Risk
Feb 19, 2020
Credit risk management remains a significant challenge for banks given the inefficient data management, limited view of risk measures, lack of risk assessment tools, and less than intuitive visualisation process into the borrowers’ ability to pay back. A thorough assessment of the borrowers’ capability and complete understanding of loan loss reserve is crucial to managing credit risk exposure and mitigating losses. In this scenario, traditional scorecards by themselves are no longer enough to determine credit lending.
The way out? With the rising popularity of newer data sources including smartphone metadata, financial organisations are now embracing artificial intelligence (AI), machine learning (ML) and other advancements in digitisation for better credit risk management. Combining machine learning with traditional scorecards helps continuously run different combinations of variables to arrive at learnings from data gathered across browsing history, SMS, emails, downloaded files and calendar usage. This helps predict variable interactions and clearly identify strengths and weaknesses associated with a loan, improving both accuracy and time taken in credit decision-making. No wonder, 31% of capital market professionals think that the use of non-traditional data leads to better credit decisions than just relying on detached data. In fact, in 2017, JPMorgan Chase introduced COiN, a contract intelligence platform that uses machine learning to review 12,000 annual commercial credit agreements. This helped them reduce review time from 360,000 hours per year to seconds. Here are 4 reasons why companies across industries should leverage AI to mitigate credit risk:
Financial institutions spend a significant amount of money and time n physically verifying applicant details. AI can be leveraged to extract meaningful insights from unstructured alternate data sources such as text and images and to verify the authenticity of the information provided by applicants without the necessity for physical investigation. This helps significantly reduce loan or corporate credit processing time.

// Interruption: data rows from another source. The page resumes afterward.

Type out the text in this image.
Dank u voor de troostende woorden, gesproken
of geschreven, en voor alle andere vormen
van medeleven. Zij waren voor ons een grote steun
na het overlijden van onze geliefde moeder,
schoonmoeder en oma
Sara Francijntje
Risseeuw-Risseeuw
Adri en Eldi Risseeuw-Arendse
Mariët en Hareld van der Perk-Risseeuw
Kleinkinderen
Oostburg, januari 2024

Today’s digitally-savvy customers prefer personalised products that are relevant and customised to their needs. Intelligent analysis of smartphone metadata and transactional data help zero in on the most pertinent customer information to offer a pre-selection of suitable credit products. This, in turn, helps enhance the customer experience.
Once the customer zeroes in on the credit products, smart credit scoring apps using AI-based algorithms can help analyse customer behaviour in real-time. This helps extract and contextualise relevant information to verify the customer’s creditworthiness and calculate the maximum credit limit. AI can also be used to enhance decisions for structured financing through reliable estimates of future cash flow and the ability to pay back debt.
It is crucial for banks to meet the regulatory requirement of leveraged transactions which requires them to ensure due diligence for granting loans or refinancing existing transactions. With high quality data input such as smartphone metadata, AI applications help reduce data bias and create a transparent approach to enable credit scoring.
For banks, using AI and machine learning to enrich the credit risk management process not only brings in greater efficiency but also enhance fraud detection mechanisms and reduce time to market. AI’s power to adopt new data sources and analyse with more granularity is the way forward to ensure accurate credit scores, improve credit risk detection and engage better with customers.